Training Multimodal LLMs

Training multimodal LLMs is a complex process that requires large-scale data from various modalities and sophisticated training strategies:

1. Pretraining

Like text-only LLMs, multimodal models are often pretrained on vast amounts of data using self-supervised learning objectives. Common pretraining tasks include:

Masked Language Modeling (MLM): Masking parts of the text input and training the model to predict the masked tokens.
Masked Image Modeling (MIM): Similar to MLM, but

applied to images, where parts of the image are masked and the model must predict the missing pixels.

Contrastive Learning: Pairs of data from different modalities (e.g., an image and its corresponding caption) are used to train the model to bring related features closer in the embedding space while pushing unrelated ones apart.

2. Fine-Tuning

After pretraining, multimodal LLMs are fine-tuned on specific tasks using labeled data.

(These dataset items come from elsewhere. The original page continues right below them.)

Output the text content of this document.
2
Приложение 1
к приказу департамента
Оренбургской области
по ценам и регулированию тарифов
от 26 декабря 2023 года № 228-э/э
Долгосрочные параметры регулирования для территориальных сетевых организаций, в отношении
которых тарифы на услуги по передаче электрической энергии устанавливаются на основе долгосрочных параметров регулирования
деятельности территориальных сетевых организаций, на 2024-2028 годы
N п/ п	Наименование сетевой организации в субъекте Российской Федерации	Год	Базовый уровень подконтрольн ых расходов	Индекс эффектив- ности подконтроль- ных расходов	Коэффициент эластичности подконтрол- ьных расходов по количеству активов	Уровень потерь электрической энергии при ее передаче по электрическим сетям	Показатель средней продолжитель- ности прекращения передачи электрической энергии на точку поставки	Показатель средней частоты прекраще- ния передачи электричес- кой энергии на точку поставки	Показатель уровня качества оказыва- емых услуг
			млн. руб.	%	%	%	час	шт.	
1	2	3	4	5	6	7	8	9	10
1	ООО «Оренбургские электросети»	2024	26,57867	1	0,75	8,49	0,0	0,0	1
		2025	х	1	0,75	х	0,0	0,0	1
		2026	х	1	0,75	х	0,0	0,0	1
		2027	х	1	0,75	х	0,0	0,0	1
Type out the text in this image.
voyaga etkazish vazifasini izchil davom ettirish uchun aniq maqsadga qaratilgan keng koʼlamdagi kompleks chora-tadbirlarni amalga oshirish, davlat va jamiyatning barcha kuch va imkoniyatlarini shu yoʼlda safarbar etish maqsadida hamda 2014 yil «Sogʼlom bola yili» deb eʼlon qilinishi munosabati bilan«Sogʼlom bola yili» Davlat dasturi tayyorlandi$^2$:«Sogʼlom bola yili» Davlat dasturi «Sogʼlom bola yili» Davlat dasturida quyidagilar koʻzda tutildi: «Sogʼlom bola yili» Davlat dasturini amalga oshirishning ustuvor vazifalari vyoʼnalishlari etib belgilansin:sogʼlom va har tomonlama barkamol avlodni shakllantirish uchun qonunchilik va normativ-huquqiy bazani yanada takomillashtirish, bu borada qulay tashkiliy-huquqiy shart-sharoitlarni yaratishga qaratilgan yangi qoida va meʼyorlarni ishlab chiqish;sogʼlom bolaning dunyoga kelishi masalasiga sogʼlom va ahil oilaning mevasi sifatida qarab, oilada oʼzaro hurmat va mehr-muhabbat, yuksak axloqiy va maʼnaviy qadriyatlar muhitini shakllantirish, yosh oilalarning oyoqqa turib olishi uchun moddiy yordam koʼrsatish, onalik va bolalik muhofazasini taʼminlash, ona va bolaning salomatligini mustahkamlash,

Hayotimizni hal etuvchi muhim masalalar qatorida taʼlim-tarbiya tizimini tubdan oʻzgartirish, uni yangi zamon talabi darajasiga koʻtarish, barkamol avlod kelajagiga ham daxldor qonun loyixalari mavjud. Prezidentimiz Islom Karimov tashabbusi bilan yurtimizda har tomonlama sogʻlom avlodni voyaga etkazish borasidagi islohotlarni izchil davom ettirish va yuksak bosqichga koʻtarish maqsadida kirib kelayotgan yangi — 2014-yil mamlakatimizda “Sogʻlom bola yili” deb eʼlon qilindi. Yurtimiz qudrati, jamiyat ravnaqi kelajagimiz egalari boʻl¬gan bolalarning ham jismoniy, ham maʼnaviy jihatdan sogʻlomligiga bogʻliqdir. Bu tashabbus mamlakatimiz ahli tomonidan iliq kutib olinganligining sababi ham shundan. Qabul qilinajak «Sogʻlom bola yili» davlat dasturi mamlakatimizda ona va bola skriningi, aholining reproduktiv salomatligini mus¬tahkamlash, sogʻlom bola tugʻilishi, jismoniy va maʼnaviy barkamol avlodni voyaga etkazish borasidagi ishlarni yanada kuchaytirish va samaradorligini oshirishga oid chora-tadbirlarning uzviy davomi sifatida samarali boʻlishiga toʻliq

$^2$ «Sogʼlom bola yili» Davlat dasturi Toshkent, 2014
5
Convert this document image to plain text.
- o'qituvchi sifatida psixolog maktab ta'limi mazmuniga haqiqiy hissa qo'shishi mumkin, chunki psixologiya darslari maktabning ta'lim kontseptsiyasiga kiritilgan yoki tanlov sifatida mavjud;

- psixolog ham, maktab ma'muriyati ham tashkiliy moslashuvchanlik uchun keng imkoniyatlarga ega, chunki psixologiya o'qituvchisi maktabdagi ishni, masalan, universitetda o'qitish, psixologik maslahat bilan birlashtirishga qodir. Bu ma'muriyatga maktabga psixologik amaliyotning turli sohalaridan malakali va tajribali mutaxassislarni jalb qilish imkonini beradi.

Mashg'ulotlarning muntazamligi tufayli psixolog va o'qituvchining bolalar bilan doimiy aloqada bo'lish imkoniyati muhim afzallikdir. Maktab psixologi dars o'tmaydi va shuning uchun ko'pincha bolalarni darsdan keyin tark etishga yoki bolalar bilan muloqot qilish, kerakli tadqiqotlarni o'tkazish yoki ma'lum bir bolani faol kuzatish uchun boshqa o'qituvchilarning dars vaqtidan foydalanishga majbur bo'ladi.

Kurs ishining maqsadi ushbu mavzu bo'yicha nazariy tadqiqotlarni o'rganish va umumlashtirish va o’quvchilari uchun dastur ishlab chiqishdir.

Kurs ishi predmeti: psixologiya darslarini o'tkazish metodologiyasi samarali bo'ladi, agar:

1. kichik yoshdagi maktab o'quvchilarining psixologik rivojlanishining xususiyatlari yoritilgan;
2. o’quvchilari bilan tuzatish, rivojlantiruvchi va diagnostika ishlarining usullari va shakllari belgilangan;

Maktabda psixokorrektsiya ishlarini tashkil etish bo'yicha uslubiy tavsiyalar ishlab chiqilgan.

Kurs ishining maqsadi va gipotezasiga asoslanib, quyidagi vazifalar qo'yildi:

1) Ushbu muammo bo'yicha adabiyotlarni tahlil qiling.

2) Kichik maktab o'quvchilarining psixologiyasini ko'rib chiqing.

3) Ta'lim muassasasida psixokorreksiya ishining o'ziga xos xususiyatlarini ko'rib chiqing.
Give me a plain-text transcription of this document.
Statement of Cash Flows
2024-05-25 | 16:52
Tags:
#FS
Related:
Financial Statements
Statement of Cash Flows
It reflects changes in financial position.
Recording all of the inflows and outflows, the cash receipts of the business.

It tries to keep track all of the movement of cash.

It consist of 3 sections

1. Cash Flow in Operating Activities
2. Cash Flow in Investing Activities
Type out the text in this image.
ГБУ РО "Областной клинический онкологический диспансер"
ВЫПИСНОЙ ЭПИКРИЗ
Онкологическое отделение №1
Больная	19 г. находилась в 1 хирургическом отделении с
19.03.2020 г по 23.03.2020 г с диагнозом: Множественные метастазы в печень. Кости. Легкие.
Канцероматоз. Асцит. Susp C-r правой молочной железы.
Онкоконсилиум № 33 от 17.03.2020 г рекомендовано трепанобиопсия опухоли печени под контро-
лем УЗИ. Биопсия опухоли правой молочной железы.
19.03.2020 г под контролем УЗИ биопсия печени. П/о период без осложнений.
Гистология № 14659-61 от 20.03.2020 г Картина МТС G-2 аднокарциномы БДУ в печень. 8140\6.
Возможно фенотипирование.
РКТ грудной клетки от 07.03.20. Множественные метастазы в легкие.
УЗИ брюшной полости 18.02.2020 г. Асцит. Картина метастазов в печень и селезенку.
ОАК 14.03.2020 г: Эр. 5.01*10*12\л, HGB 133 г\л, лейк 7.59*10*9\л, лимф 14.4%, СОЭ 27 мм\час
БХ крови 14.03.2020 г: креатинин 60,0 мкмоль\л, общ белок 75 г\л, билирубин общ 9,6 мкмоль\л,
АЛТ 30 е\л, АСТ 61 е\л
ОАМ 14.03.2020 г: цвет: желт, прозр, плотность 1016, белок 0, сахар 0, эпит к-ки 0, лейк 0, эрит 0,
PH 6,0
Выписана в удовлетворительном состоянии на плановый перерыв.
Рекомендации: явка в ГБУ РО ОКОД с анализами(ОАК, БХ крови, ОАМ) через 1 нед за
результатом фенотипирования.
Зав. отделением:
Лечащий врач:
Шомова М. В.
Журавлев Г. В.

Fine-tuning adapts the model to the nuances of particular applications, such as image captioning, video analysis, or audio transcription.

Applications of Multimodal LLMs

The ability of multimodal LLMs to process and generate content across multiple modalities unlocks a wide range of applications:

Image Captioning: Automatically generating textual descriptions for images.
Video Understanding: Analyzing and summarizing video content, such as generating a summary of key events.
Audio Transcription and Synthesis: Converting speech to text or generating speech from text inputs.
Cross-Modal Search: Enabling users to search for images, videos, or audio clips using textual queries.

Conclusion

Multimodal Large Language Models represent a significant leap forward in the field of AI, enabling seamless integration of text, image, video, and audio data. By understanding the architectural components—feature extraction, modality-specific encoders, and the alignment of features in a shared embedding space—we can appreciate the complexity and power of these models.

As these models continue to evolve, they will undoubtedly play an increasingly important role in a wide range of applications, from content creation to advanced search and beyond. Understanding their inner workings is essential for anyone looking to leverage the full potential of multimodal LLMs.

This blog post provides an in-depth look at the architectures that power multimodal LLMs, offering readers the knowledge they need to understand and work with these cutting-edge models. By grasping the principles of feature extraction, modality-specific encoding, and embedding space alignment, developers can unlock new possibilities in AI-driven applications.